Saturday, June 21, 2014
We are coming up on our second expat anniversary.
Nearly two years ago, we gave away the majority of our stuff, packed up the rest and boarded a plane that would take us from home to the unknown.
The past two years have been extraordinary.
The definition of extraordinary is very unusual or remarkable.
And the past two years of our lives have certainly been both.
Don't get me wrong, life abroad is still just life.
Sometimes life is beautiful.
Sometimes life is joyful.
Sometimes life is one big adventure.
And sometimes life is ugly.
And sometimes life is painful.
And sometimes life is monotonous.
Life in Taiwan has been all of that.
Life in America was all of that too.
Life anywhere is all of that.
But there is something unique about life as an expat.
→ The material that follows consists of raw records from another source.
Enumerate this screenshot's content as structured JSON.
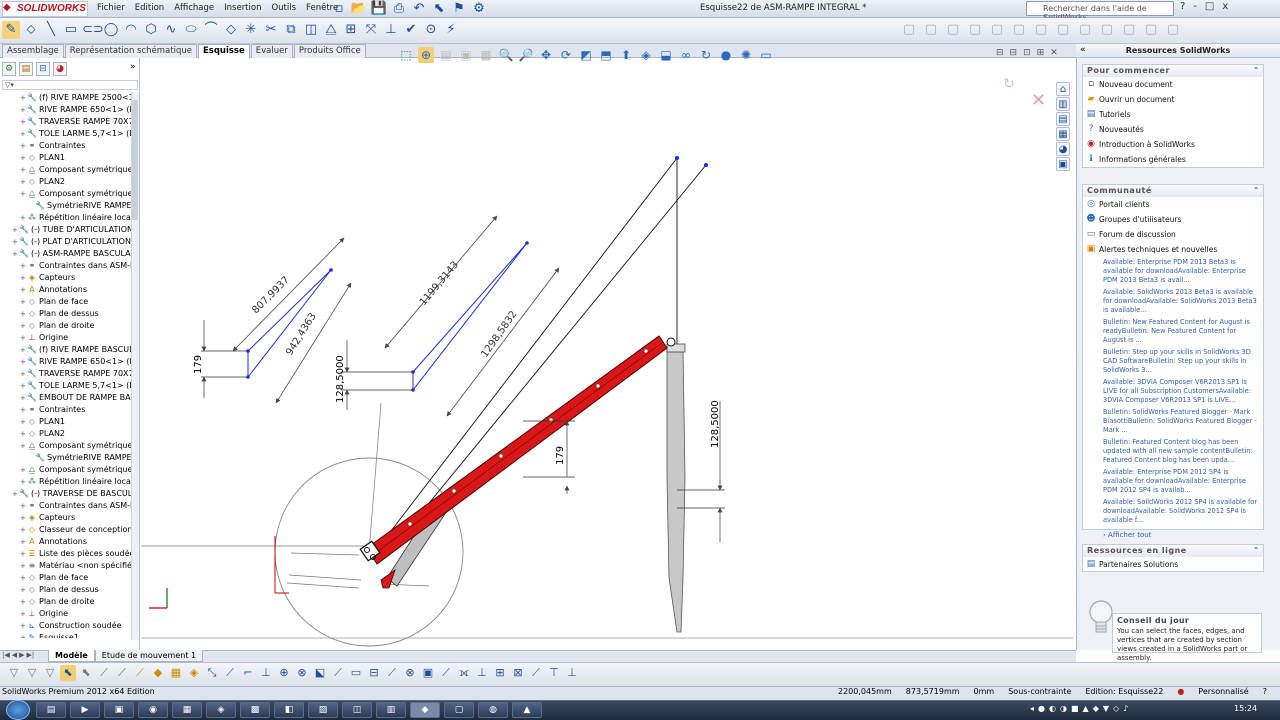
{
  "app": {
    "logo_text": "SOLIDWORKS",
    "window_title": "Esquisse22 de ASM-RAMPE INTEGRAL *",
    "menu": [
      "Fichier",
      "Edition",
      "Affichage",
      "Insertion",
      "Outils",
      "Fenêtre"
    ],
    "help_search_placeholder": "Rechercher dans l'aide de SolidWorks",
    "window_controls": [
      "?",
      "-",
      "□",
      "x"
    ]
  },
  "command_tabs": [
    "Assemblage",
    "Représentation schématique",
    "Esquisse",
    "Evaluer",
    "Produits Office"
  ],
  "active_command_tab": "Esquisse",
  "feature_tree": [
    {
      "label": "(f) RIVE RAMPE 2500<1> (",
      "indent": 2,
      "icon": "part"
    },
    {
      "label": "RIVE RAMPE 650<1> (Déf",
      "indent": 2,
      "icon": "part"
    },
    {
      "label": "TRAVERSE RAMPE 70X70",
      "indent": 2,
      "icon": "part"
    },
    {
      "label": "TOLE LARME 5,7<1> (Déf",
      "indent": 2,
      "icon": "part"
    },
    {
      "label": "Contraintes",
      "indent": 2,
      "icon": "mates"
    },
    {
      "label": "PLAN1",
      "indent": 2,
      "icon": "plane"
    },
    {
      "label": "Composant symétrique1",
      "indent": 2,
      "icon": "mirror"
    },
    {
      "label": "PLAN2",
      "indent": 2,
      "icon": "plane"
    },
    {
      "label": "Composant symétrique2",
      "indent": 2,
      "icon": "mirror"
    },
    {
      "label": "SymétrieRIVE RAMPE",
      "indent": 3,
      "icon": "part"
    },
    {
      "label": "Répétition linéaire locale1",
      "indent": 2,
      "icon": "pattern"
    },
    {
      "label": "(-) TUBE D'ARTICULATION D",
      "indent": 1,
      "icon": "part"
    },
    {
      "label": "(-) PLAT D'ARTICULATION T",
      "indent": 1,
      "icon": "part"
    },
    {
      "label": "(-) ASM-RAMPE BASCULANT",
      "indent": 1,
      "icon": "asm"
    },
    {
      "label": "Contraintes dans ASM-RA",
      "indent": 2,
      "icon": "mates"
    },
    {
      "label": "Capteurs",
      "indent": 2,
      "icon": "sensor"
    },
    {
      "label": "Annotations",
      "indent": 2,
      "icon": "annot"
    },
    {
      "label": "Plan de face",
      "indent": 2,
      "icon": "plane"
    },
    {
      "label": "Plan de dessus",
      "indent": 2,
      "icon": "plane"
    },
    {
      "label": "Plan de droite",
      "indent": 2,
      "icon": "plane"
    },
    {
      "label": "Origine",
      "indent": 2,
      "icon": "origin"
    },
    {
      "label": "(f) RIVE RAMPE BASCULA",
      "indent": 2,
      "icon": "part"
    },
    {
      "label": "RIVE RAMPE 650<1> (Déf",
      "indent": 2,
      "icon": "part"
    },
    {
      "label": "TRAVERSE RAMPE 70X70",
      "indent": 2,
      "icon": "part"
    },
    {
      "label": "TOLE LARME 5,7<1> (Déf",
      "indent": 2,
      "icon": "part"
    },
    {
      "label": "EMBOUT DE RAMPE BASC",
      "indent": 2,
      "icon": "part"
    },
    {
      "label": "Contraintes",
      "indent": 2,
      "icon": "mates"
    },
    {
      "label": "PLAN1",
      "indent": 2,
      "icon": "plane"
    },
    {
      "label": "PLAN2",
      "indent": 2,
      "icon": "plane"
    },
    {
      "label": "Composant symétrique1",
      "indent": 2,
      "icon": "mirror"
    },
    {
      "label": "SymétrieRIVE RAMPE",
      "indent": 3,
      "icon": "part"
    },
    {
      "label": "Composant symétrique2",
      "indent": 2,
      "icon": "mirror"
    },
    {
      "label": "Répétition linéaire locale1",
      "indent": 2,
      "icon": "pattern"
    },
    {
      "label": "(-) TRAVERSE DE BASCULEM",
      "indent": 1,
      "icon": "part"
    },
    {
      "label": "Contraintes dans ASM-RA",
      "indent": 2,
      "icon": "mates"
    },
    {
      "label": "Capteurs",
      "indent": 2,
      "icon": "sensor"
    },
    {
      "label": "Classeur de conception",
      "indent": 2,
      "icon": "folder"
    },
    {
      "label": "Annotations",
      "indent": 2,
      "icon": "annot"
    },
    {
      "label": "Liste des pièces soudées(1",
      "indent": 2,
      "icon": "list"
    },
    {
      "label": "Matériau <non spécifié>",
      "indent": 2,
      "icon": "material"
    },
    {
      "label": "Plan de face",
      "indent": 2,
      "icon": "plane"
    },
    {
      "label": "Plan de dessus",
      "indent": 2,
      "icon": "plane"
    },
    {
      "label": "Plan de droite",
      "indent": 2,
      "icon": "plane"
    },
    {
      "label": "Origine",
      "indent": 2,
      "icon": "origin"
    },
    {
      "label": "Construction soudée",
      "indent": 2,
      "icon": "weld"
    },
    {
      "label": "Esquisse1",
      "indent": 2,
      "icon": "sketch"
    }
  ],
  "dimensions": {
    "d1": "807,9937",
    "d2": "942,4363",
    "d3": "1199,3143",
    "d4": "1298,5832",
    "d5": "179",
    "d6": "128,5000",
    "d7": "179",
    "d8": "128,5000"
  },
  "colors": {
    "ramp": "#d81818",
    "sketch_blue": "#1a2fd8",
    "dim_grey": "#555555",
    "selected_line": "#0000ff"
  },
  "taskpane": {
    "title": "Ressources SolidWorks",
    "sections": [
      {
        "title": "Pour commencer",
        "links": [
          {
            "label": "Nouveau document",
            "icon": "new-doc-icon"
          },
          {
            "label": "Ouvrir un document",
            "icon": "open-folder-icon"
          },
          {
            "label": "Tutoriels",
            "icon": "tutorial-icon"
          },
          {
            "label": "Nouveautés",
            "icon": "whats-new-icon"
          },
          {
            "label": "Introduction à SolidWorks",
            "icon": "intro-icon"
          },
          {
            "label": "Informations générales",
            "icon": "info-icon"
          }
        ]
      },
      {
        "title": "Communauté",
        "links": [
          {
            "label": "Portail clients",
            "icon": "portal-icon"
          },
          {
            "label": "Groupes d'utilisateurs",
            "icon": "users-icon"
          },
          {
            "label": "Forum de discussion",
            "icon": "forum-icon"
          },
          {
            "label": "Alertes techniques et nouvelles",
            "icon": "rss-icon"
          }
        ],
        "news": [
          "Available: Enterprise PDM 2013 Beta3 is available for downloadAvailable: Enterprise PDM 2013 Beta3 is avail...",
          "Available: SolidWorks 2013 Beta3 is available for downloadAvailable: SolidWorks 2013 Beta3 is available...",
          "Bulletin: New Featured Content for August is readyBulletin: New Featured Content for August is ...",
          "Bulletin: Step up your skills in SolidWorks 3D CAD SoftwareBulletin: Step up your skills in SolidWorks 3...",
          "Available: 3DVIA Composer V6R2013 SP1 is LIVE for all Subscription CustomersAvailable: 3DVIA Composer V6R2013 SP1 is LIVE...",
          "Bulletin: SolidWorks Featured Blogger - Mark BiasottiBulletin: SolidWorks Featured Blogger - Mark ...",
          "Bulletin: Featured Content blog has been updated with all new sample contentBulletin: Featured Content blog has been upda...",
          "Available: Enterprise PDM 2012 SP4 is available for downloadAvailable: Enterprise PDM 2012 SP4 is availab...",
          "Available: SolidWorks 2012 SP4 is available for downloadAvailable: SolidWorks 2012 SP4 is available f..."
        ],
        "more": "Afficher tout"
      },
      {
        "title": "Ressources en ligne",
        "links": [
          {
            "label": "Partenaires Solutions",
            "icon": "partners-icon"
          }
        ]
      }
    ],
    "tip": {
      "title": "Conseil du jour",
      "text": "You can select the faces, edges, and vertices that are created by section views created in a SolidWorks part or assembly."
    }
  },
  "bottom_tabs": [
    "Modèle",
    "Etude de mouvement 1"
  ],
  "active_bottom_tab": "Modèle",
  "status": {
    "left": "SolidWorks Premium 2012 x64 Edition",
    "x": "2200,045mm",
    "y": "873,5719mm",
    "z": "0mm",
    "state": "Sous-contrainte",
    "edition": "Edition: Esquisse22",
    "units": "Personnalisé"
  },
  "clock": "15:24"
}
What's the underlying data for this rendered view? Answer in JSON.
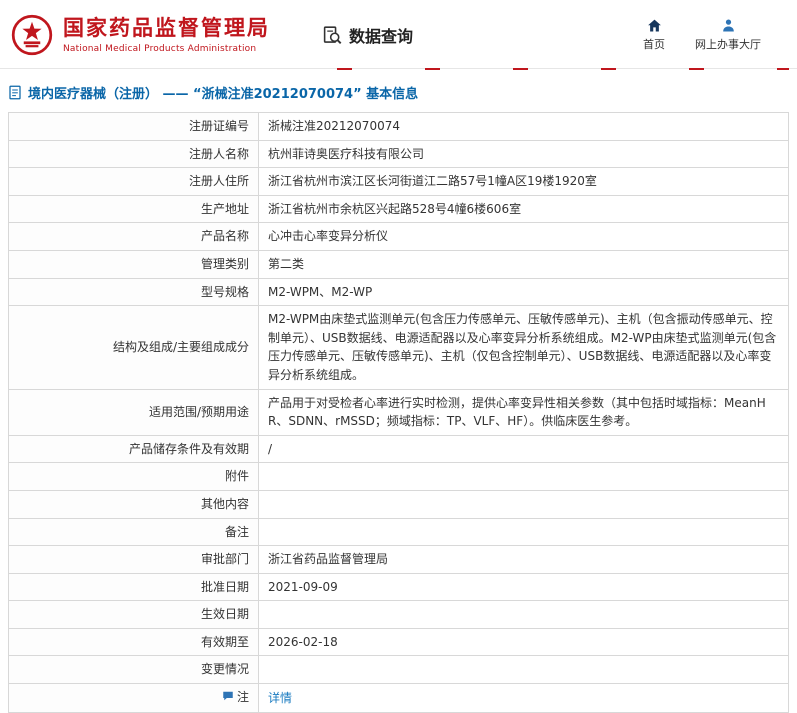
{
  "colors": {
    "brand_red": "#c0161d",
    "title_blue": "#0a66a8",
    "link_blue": "#1a7bc0",
    "nav_home_icon": "#16365c",
    "nav_person_icon": "#2e74b5",
    "table_border": "#d8d8d8"
  },
  "header": {
    "org_name_cn": "国家药品监督管理局",
    "org_name_en": "National Medical Products Administration",
    "section_title": "数据查询",
    "nav_home": "首页",
    "nav_service_hall": "网上办事大厅"
  },
  "page": {
    "title": "境内医疗器械（注册） ——  “浙械注准20212070074”  基本信息"
  },
  "table": {
    "rows": [
      {
        "label": "注册证编号",
        "value": "浙械注准20212070074"
      },
      {
        "label": "注册人名称",
        "value": "杭州菲诗奥医疗科技有限公司"
      },
      {
        "label": "注册人住所",
        "value": "浙江省杭州市滨江区长河街道江二路57号1幢A区19楼1920室"
      },
      {
        "label": "生产地址",
        "value": "浙江省杭州市余杭区兴起路528号4幢6楼606室"
      },
      {
        "label": "产品名称",
        "value": "心冲击心率变异分析仪"
      },
      {
        "label": "管理类别",
        "value": "第二类"
      },
      {
        "label": "型号规格",
        "value": "M2-WPM、M2-WP"
      },
      {
        "label": "结构及组成/主要组成成分",
        "value": "M2-WPM由床垫式监测单元(包含压力传感单元、压敏传感单元)、主机（包含振动传感单元、控制单元）、USB数据线、电源适配器以及心率变异分析系统组成。M2-WP由床垫式监测单元(包含压力传感单元、压敏传感单元)、主机（仅包含控制单元）、USB数据线、电源适配器以及心率变异分析系统组成。"
      },
      {
        "label": "适用范围/预期用途",
        "value": "产品用于对受检者心率进行实时检测，提供心率变异性相关参数（其中包括时域指标：MeanHR、SDNN、rMSSD；频域指标：TP、VLF、HF）。供临床医生参考。"
      },
      {
        "label": "产品储存条件及有效期",
        "value": "/"
      },
      {
        "label": "附件",
        "value": ""
      },
      {
        "label": "其他内容",
        "value": ""
      },
      {
        "label": "备注",
        "value": ""
      },
      {
        "label": "审批部门",
        "value": "浙江省药品监督管理局"
      },
      {
        "label": "批准日期",
        "value": "2021-09-09"
      },
      {
        "label": "生效日期",
        "value": ""
      },
      {
        "label": "有效期至",
        "value": "2026-02-18"
      },
      {
        "label": "变更情况",
        "value": ""
      },
      {
        "label": "注",
        "value": "详情",
        "link": true,
        "label_icon": "comment-icon"
      }
    ]
  }
}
I like to think of it as life magnified.
For me, the beauty is even more beautiful.
The joy is more joyous.
The adventure more adventurous.
Likewise, the ugly is uglier.
The pain more painful.
And the monotony even more monotonous.
I have loved Taiwan and loathed Taiwan, sometimes in the same day.
I have been awed by Taiwanese culture and I have felt disgusted by it too.
I have adapted and my perspective has been forced to expand dramatically.
I am a very different person than I was two years ago.
I am braver.
I am healthier.
I am happier.
I am stronger.
I am calmer.
I am more flexible.
I am even more driven.
I am an even bigger dreamer.
And I am grateful for it all.
If I could go back in time two years, I would still get on that plane.